Chapter 4

My heart pounds in my chest.

“What do you mean don’t go out there ?” I dart my eyes around the room, then out to the patio where she’d been looking.

“Okay. Don’t . . . panic.”

“Little late for that, Abby! What’re you talking about?” I slide head first behind the white leather couch that stands between me and the wall of windows. Of course there aren’t any curtains I could yank to block whoever is out there from seeing me. I’m completely vulnerable in here. “What’d you see?”

“Not one hundred percent sure.” It’s like she’s trying to remain calm, but her whole demeanor is making me want to hyperventilate. “I swear I just saw Rex out on your balcony.”

She purses her lips like she’s just made a crazed confession.

“No, you didn’t,” I pant into the phone. “Are you shitting me?”

“I’m not shitting you. It could have been my eyes playing tricks. I haven’t slept in twenty-four hours, and he was shirtless, which is not something I saw Rex do very often back in New York, but I swear it was him.”

I want to poke my head above the couch to see for myself, but the windows across the whole back half of the townhouse aren’t tinted, as far as I can tell. No window coverings and no tinted glass. Who owns this voyeuristic piece of shit townhouse?

And why would Rex fucking Thompson be out on my deck?

I’m sitting on an island, in the middle of an ocean, nearly five thousand miles from home. Abby has to be wrong.

The last time I saw Rex, he was at our old apartment asking if he could keep Toby, our cat, after humiliating me on national television. I’d thrown a handful of cat food at him on his way out. Then sat with my back pressed against the door while Toby purred at my ankles and ate the kibble scattered across the floor. I didn’t get up for an hour, praying I’d hear Rex’s knuckles tap quietly against the door, so he could tell me he wanted me back. While, at the same time, hating him so hard that I imagined him getting hit by a taxi on his way out.

“That would be completely impossible. Absolutely not. No way. The odds of Rex being here are just . . . I mean, he can’t be. Right?”

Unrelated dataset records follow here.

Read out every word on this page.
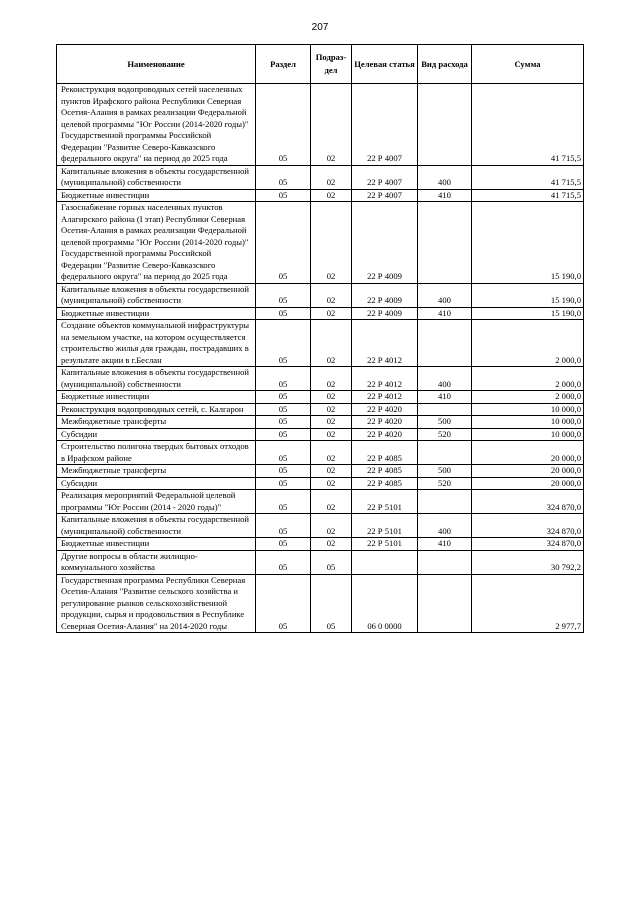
207
Наименование	Раздел	Подраз-дел	Целевая статья	Вид расхода	Сумма
Реконструкция водопроводных сетей населенных пунктов Ирафского района Республики Северная Осетия-Алания в рамках реализации Федеральной целевой программы "Юг России (2014-2020 годы)" Государственной программы Российской Федерации "Развитие Северо-Кавказского федерального округа" на период до 2025 года	05	02	22 Р 4007		41 715,5
Капитальные вложения в объекты государственной (муниципальной) собственности	05	02	22 Р 4007	400	41 715,5
Бюджетные инвестиции	05	02	22 Р 4007	410	41 715,5
Газоснабжение горных населенных пунктов Алагирского района (I этап) Республики Северная Осетия-Алания в рамках реализации Федеральной целевой программы "Юг России (2014-2020 годы)" Государственной программы Российской Федерации "Развитие Северо-Кавказского федерального округа" на период до 2025 года	05	02	22 Р 4009		15 190,0
Капитальные вложения в объекты государственной (муниципальной) собственности	05	02	22 Р 4009	400	15 190,0
Бюджетные инвестиции	05	02	22 Р 4009	410	15 190,0
Создание объектов коммунальной инфраструктуры на земельном участке, на котором осуществляется строительство жилья для граждан, пострадавших в результате акции в г.Беслан	05	02	22 Р 4012		2 000,0
Капитальные вложения в объекты государственной (муниципальной) собственности	05	02	22 Р 4012	400	2 000,0
Бюджетные инвестиции	05	02	22 Р 4012	410	2 000,0
Реконструкция водопроводных сетей, с. Калгарон	05	02	22 Р 4020		10 000,0
Межбюджетные трансферты	05	02	22 Р 4020	500	10 000,0
Субсидии	05	02	22 Р 4020	520	10 000,0
Строительство полигона твердых бытовых отходов в Ирафском районе	05	02	22 Р 4085		20 000,0
Межбюджетные трансферты	05	02	22 Р 4085	500	20 000,0
Субсидии	05	02	22 Р 4085	520	20 000,0
Реализация мероприятий Федеральной целевой программы "Юг России (2014 - 2020 годы)"	05	02	22 Р 5101		324 870,0
Капитальные вложения в объекты государственной (муниципальной) собственности	05	02	22 Р 5101	400	324 870,0
Бюджетные инвестиции	05	02	22 Р 5101	410	324 870,0
Другие вопросы в области жилищно-коммунального хозяйства	05	05			30 792,2
Государственная программа Республики Северная Осетия-Алания "Развитие сельского хозяйства и регулирование рынков сельскохозяйственной продукции, сырья и продовольствия в Республике Северная Осетия-Алания" на 2014-2020 годы	05	05	06 0 0000		2 977,7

“Well.” Her voice rises, going from trying-to-calm-me-down mode to flipping-the-fuck-out mode. “You did say it’s a townhome, right? Shares a wall? And a deck?”

I maneuver onto my knees while staying in a crouched position. Then start rising up as slowly as I can, without attracting the attention of whoever is on the other side of that window.

The top of my head clears the back of the couch while I quickly scan the lanai.

And, sure enough, to the far-right side of the deck, I spot him.